Manlio Messina, assessore regionale al Turismo della Regione Sicilia, tira un sospiro di sollievo e se la cava grazie alla prescrizione. Per l’ufficialità – i termini dopo sette anni e mezzo verranno raggiunti l’1 dicembre – bisognerà aspettare soltanto la prossima udienza, già fissata per il 10 dicembre. Il fedelissimo di Giorgia Meloni in Sicilia, nominato a luglio nella giunta del presidente Nello Musumeci in quota Fratelli d’Italia, era accusato dai magistrati della procura di Catania di truffa aggravata ai danni dello Stato.
Nel mirino i rimborsi del periodo 2009-2012, percepiti da Messina quando ricopriva l’incarico di consigliere comunale a Catania. Soldi per un ammontare di 31mila e 450 euro che il Comune aveva versato a una società privata in cui il politico ricopriva in modo simulato, secondo la Guardia di finanza, il ruolo di direttore commerciale. Insieme all’assessore alla sbarra sono finiti anche i titolari della ditta: Giuseppe Privitera e Danilo Belfiore.
Quello nei confronti di Messina è stato un vero e proprio processo lumaca, mai entrato nel vivo nonostante la prima udienza risalga al 29 marzo 2016. Poi appena sei udienze in tre anni e una lunga serie di rinvii, di cui almeno tre per dei clamorosi difetti di notifica agli imputati. In una occasione, giusto per citare un caso, il messo notificatore si sarebbe recato in via Etna anziché in via Etnea. L’ultimo appuntamento in tribunale ieri mattina.

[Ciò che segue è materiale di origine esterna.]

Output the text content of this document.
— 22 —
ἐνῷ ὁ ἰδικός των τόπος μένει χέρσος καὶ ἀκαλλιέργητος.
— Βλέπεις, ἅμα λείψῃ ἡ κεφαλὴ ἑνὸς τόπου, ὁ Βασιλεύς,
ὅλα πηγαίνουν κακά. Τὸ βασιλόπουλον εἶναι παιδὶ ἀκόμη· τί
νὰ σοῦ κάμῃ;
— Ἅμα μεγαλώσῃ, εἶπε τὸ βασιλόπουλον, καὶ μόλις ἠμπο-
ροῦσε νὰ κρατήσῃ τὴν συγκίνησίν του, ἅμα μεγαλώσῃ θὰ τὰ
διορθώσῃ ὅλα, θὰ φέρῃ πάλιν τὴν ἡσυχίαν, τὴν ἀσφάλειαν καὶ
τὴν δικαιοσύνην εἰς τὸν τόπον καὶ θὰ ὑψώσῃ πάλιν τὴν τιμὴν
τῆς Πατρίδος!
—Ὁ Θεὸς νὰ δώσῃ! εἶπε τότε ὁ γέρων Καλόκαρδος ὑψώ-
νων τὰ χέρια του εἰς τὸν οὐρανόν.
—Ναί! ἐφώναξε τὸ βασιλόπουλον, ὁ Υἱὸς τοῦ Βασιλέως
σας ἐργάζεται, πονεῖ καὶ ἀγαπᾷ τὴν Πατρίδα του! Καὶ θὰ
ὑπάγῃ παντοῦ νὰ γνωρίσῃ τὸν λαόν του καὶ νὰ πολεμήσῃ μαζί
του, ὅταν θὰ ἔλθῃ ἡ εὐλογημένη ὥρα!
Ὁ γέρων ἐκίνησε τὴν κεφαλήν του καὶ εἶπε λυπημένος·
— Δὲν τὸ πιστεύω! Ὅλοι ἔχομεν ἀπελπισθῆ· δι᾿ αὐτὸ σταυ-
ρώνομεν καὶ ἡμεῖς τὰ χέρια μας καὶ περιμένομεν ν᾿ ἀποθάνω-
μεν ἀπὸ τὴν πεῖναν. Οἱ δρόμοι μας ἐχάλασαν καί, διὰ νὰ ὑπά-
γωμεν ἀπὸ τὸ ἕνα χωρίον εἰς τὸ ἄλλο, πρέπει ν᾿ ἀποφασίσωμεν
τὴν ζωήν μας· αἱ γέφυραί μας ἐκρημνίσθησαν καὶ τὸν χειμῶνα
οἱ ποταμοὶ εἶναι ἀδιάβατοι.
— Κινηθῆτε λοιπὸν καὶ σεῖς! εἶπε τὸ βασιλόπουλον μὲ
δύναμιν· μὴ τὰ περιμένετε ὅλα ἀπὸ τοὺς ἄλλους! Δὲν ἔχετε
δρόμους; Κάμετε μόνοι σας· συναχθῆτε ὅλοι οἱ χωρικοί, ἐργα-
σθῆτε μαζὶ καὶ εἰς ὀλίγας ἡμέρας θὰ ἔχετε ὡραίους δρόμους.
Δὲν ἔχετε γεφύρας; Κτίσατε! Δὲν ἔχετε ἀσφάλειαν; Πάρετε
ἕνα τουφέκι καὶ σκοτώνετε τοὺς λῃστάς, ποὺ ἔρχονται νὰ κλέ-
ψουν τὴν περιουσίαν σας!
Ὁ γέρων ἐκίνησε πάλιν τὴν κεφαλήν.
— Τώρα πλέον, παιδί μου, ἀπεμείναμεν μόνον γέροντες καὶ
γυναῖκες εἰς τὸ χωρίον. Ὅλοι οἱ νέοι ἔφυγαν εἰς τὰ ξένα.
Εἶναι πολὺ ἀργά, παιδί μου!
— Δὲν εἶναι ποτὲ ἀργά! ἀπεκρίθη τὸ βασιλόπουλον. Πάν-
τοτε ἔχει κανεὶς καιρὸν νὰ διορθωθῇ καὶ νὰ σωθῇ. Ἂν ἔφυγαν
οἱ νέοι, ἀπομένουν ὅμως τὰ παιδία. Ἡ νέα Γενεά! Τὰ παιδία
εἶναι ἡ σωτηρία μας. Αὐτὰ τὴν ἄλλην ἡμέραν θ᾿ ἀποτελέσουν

Appena una manciata di minuti utili agli avvocati difensori dei tre imputati, insieme al legale del Comune di Catania costituitosi parte civile, per conteggiare con precisione i termini per dichiarare ufficialmente estinto il reato. Alla giudice monocratica Eliana Trapasso non è rimasto altro che fissare una nuova udienza per chiudere la faccenda.